Many of you reading this know me primarily as a right-leaning political commentator who freely shares opinions on Twitter and occasionally via this outlet as an opinion contributor. While these descriptions are accurate, vocationally I consider myself first and foremost to be a teacher. Since completing my masters, I have taught in the college classroom with the exception of two years during which I taught high school English. In the fall, I will return to the high school classroom, and this move and the preparations that come with it have prompted some deep thinking about my job and, in a broader and more important sense, the job of the high school literature teacher and the enormous power that accompanies this vocation. At a time when our nation is thinking deeply about the future of education, I have a warning for you that I think is worth considering.
What I want to say today, my thesis, if you’ll allow the term, and what I want you to walk away understanding is this: teachers wield tremendous power in the classroom, perhaps in ways you are unaware or have never considered if you’ve never been in charge in a classroom. This is true of every teacher regardless of grade or subject taught; nuances in language and tone that are not detectable in any lesson plan can impact a child’s perception not only of particular subjects and people, but of himself. I posit that at the elementary and secondary level there is perhaps no teacher more powerful and potentially impactful than the individual teaching your child literature. I say this as a former and future high school literature teacher.
I am an avid defender of literature. I won’t join your cause if you champion removing literature from the high school classroom because its subject(s) or themes are too adult or otherwise controversial for teenagers. They know about sex. They know about racism. Unfortunately, many of them know about a lot of the world’s evils by the time they reach my classroom at seventeen or eighteen years of age.

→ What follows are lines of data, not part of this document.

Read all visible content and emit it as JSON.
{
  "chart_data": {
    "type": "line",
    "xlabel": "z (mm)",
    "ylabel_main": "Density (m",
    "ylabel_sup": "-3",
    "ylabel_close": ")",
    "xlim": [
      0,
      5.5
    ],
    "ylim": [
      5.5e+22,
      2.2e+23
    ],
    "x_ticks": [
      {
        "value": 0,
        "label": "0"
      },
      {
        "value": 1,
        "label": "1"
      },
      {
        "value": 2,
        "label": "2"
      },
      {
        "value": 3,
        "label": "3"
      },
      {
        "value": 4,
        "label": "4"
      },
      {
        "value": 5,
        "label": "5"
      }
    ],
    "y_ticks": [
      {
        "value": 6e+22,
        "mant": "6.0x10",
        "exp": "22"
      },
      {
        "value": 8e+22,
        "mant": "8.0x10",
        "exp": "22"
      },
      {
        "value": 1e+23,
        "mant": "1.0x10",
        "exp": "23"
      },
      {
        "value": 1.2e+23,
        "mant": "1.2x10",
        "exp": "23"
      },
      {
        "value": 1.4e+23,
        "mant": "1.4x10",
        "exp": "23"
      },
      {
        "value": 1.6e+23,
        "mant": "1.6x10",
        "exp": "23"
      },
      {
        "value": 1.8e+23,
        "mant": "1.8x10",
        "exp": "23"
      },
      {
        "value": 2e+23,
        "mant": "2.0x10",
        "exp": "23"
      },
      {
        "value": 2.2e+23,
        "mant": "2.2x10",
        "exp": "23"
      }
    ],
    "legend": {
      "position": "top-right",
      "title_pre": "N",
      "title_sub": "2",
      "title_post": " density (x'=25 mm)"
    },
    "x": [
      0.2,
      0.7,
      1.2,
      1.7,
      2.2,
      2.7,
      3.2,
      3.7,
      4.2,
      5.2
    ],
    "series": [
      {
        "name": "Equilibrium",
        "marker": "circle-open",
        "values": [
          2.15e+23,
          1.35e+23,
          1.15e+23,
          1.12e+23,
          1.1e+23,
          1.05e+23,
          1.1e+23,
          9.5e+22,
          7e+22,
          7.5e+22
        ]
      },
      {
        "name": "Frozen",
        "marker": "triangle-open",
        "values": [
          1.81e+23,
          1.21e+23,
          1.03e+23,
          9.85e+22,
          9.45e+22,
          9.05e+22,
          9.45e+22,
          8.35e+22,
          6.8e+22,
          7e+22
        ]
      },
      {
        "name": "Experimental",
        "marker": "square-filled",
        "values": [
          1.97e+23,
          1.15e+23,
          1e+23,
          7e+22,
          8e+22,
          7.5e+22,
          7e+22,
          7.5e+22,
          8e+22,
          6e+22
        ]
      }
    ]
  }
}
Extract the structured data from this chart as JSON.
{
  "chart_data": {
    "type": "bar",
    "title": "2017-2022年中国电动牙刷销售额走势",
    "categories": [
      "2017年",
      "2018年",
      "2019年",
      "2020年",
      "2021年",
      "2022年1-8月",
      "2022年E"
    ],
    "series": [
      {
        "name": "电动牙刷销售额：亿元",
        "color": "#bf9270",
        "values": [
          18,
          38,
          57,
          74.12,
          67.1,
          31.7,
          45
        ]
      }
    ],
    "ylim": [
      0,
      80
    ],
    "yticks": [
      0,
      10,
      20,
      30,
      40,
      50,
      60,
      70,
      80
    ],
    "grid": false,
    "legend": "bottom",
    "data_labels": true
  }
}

In The Picture of Dorian Gray, Oscar Wilde asserts that, “The books that the world calls immoral are books that show the world its own shame.” Novels that often land on banned lists do not create the realities they depict, and removing the novels from shelves will do nothing but deny students access to excellent literature every American student ought to read. These novels present students with well-written scenarios that reflect harsh realities students need to read and discuss with their peers and a capable, mature, moral teacher. It is this last piece of the puzzle, the teacher, that is too often the missing piece in the literature classroom.

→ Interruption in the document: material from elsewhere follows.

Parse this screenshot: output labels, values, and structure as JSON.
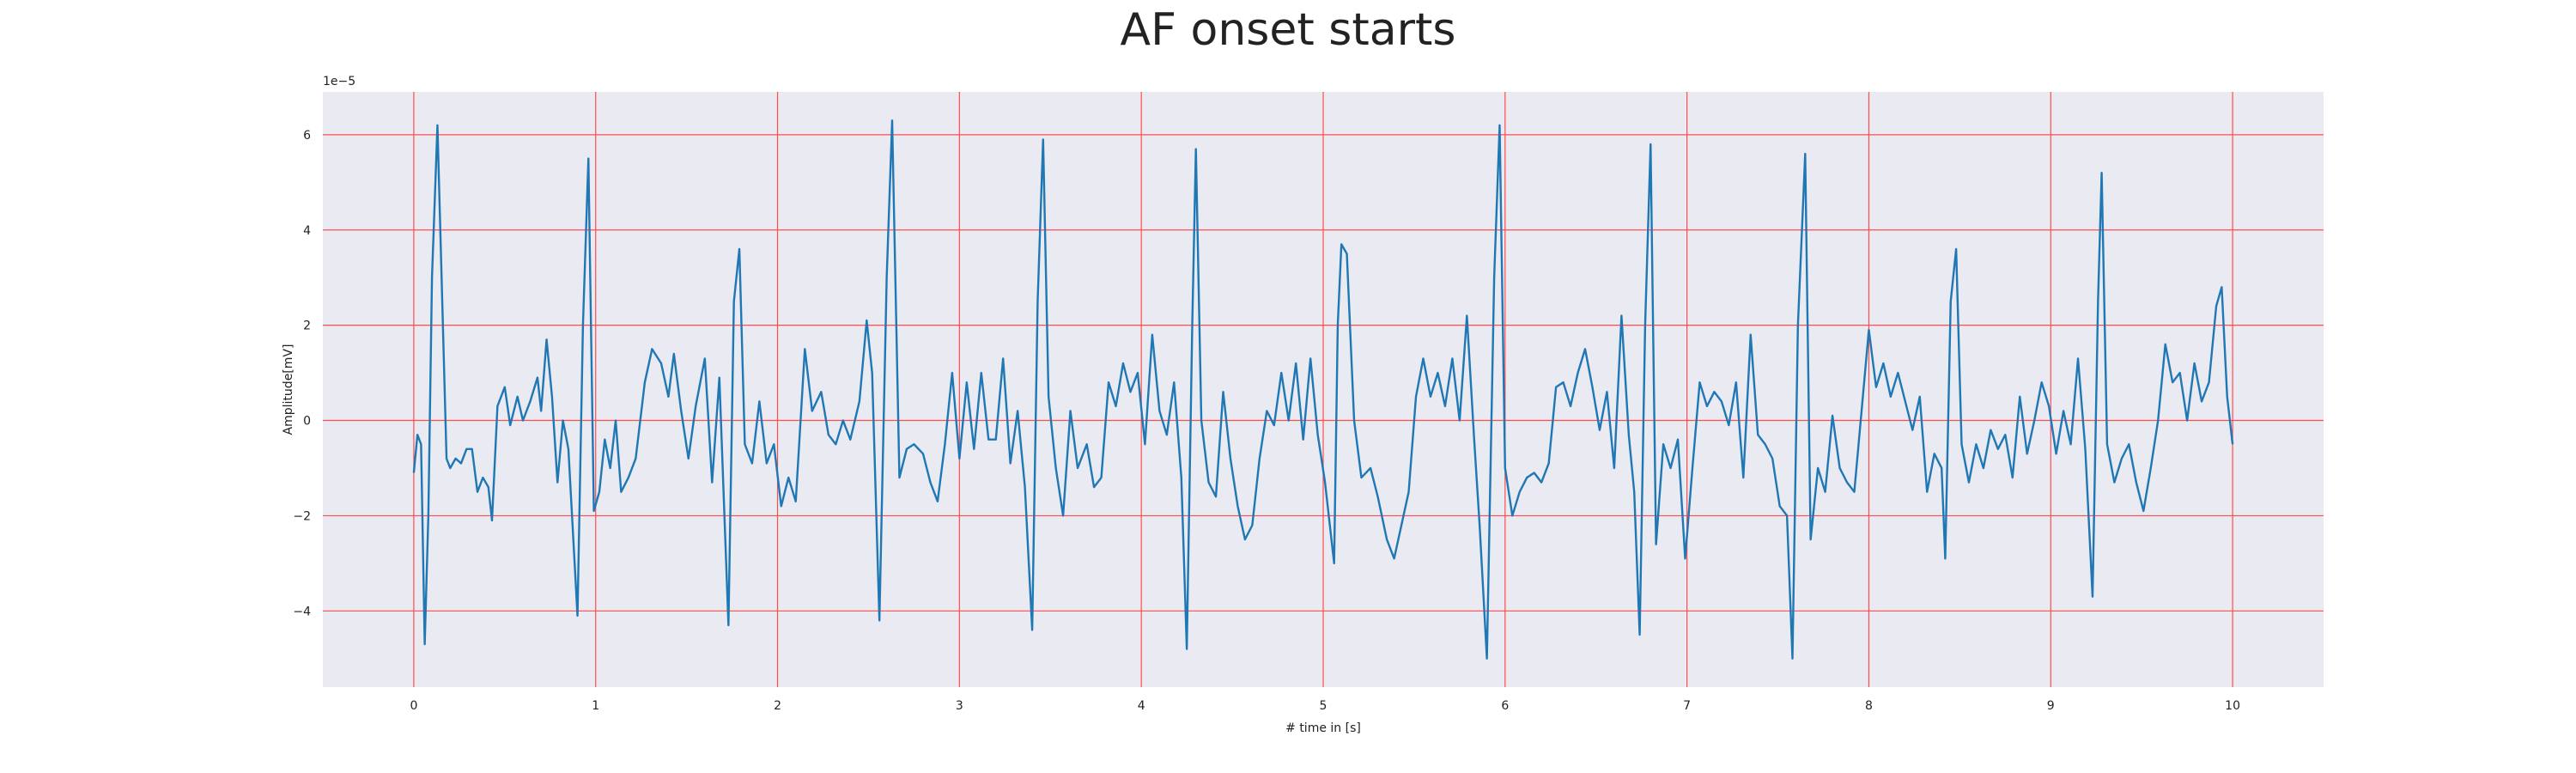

The high school literature classroom, especially in the senior year, is not a place to pretend the world is simple and kind and plagued only by problems that can be solved quickly and easily; it is a place to read and discuss excellent literature that explores the plight of man, and therein lies the power inherent in the position of teaching high school literature. I do not think it is too much for parents to demand to know more of a literature teacher’s worldview. It is the lens via which she will spend months exploring all manner of issues with their minor child.
An individual’s worldview will color her approach to literature, and thus it will color her approach to teaching literature. To pretend otherwise is naive folly. This is one reason I am returning to my former job at a private school, which impacts not only how I teach but what I am allowed to teach. We read C.S. Lewis’s The Screwtape Letters. We discuss Satan and the reality of heaven and hell and Satan’s desire to drag us all to hell with him. We run the gamut in terms of great literature, and I do not wish to attempt to teach The Awakening or As I Lay Dying or Nineteen Eighty-Four or any of the novels I love so much in a setting in which I am asked to cover topics like sin and death and adultery and fornication absent the lens of my Christianity.
You need to know what your child is reading in school, and you need to ask questions about how that material is being covered. The answer is not to ban excellent books because Edna Pontellier has an affair or because Winston Smith expresses violent sexual desires. The answer is to have meaningful discussions about these matters, to discuss why dystopian literature often features a government that attempts to regulate sex and reproduction and how that thwarts God’s intent for his creation in physical, spiritual, and emotional ways. The individual leading these discussions with your child, her views about God, morality, adultery, the nuclear family, etc., should be of grave concern to you. Parents often concern themselves so much with the books being taught and think little to nothing of who is teaching the material and how she views the world.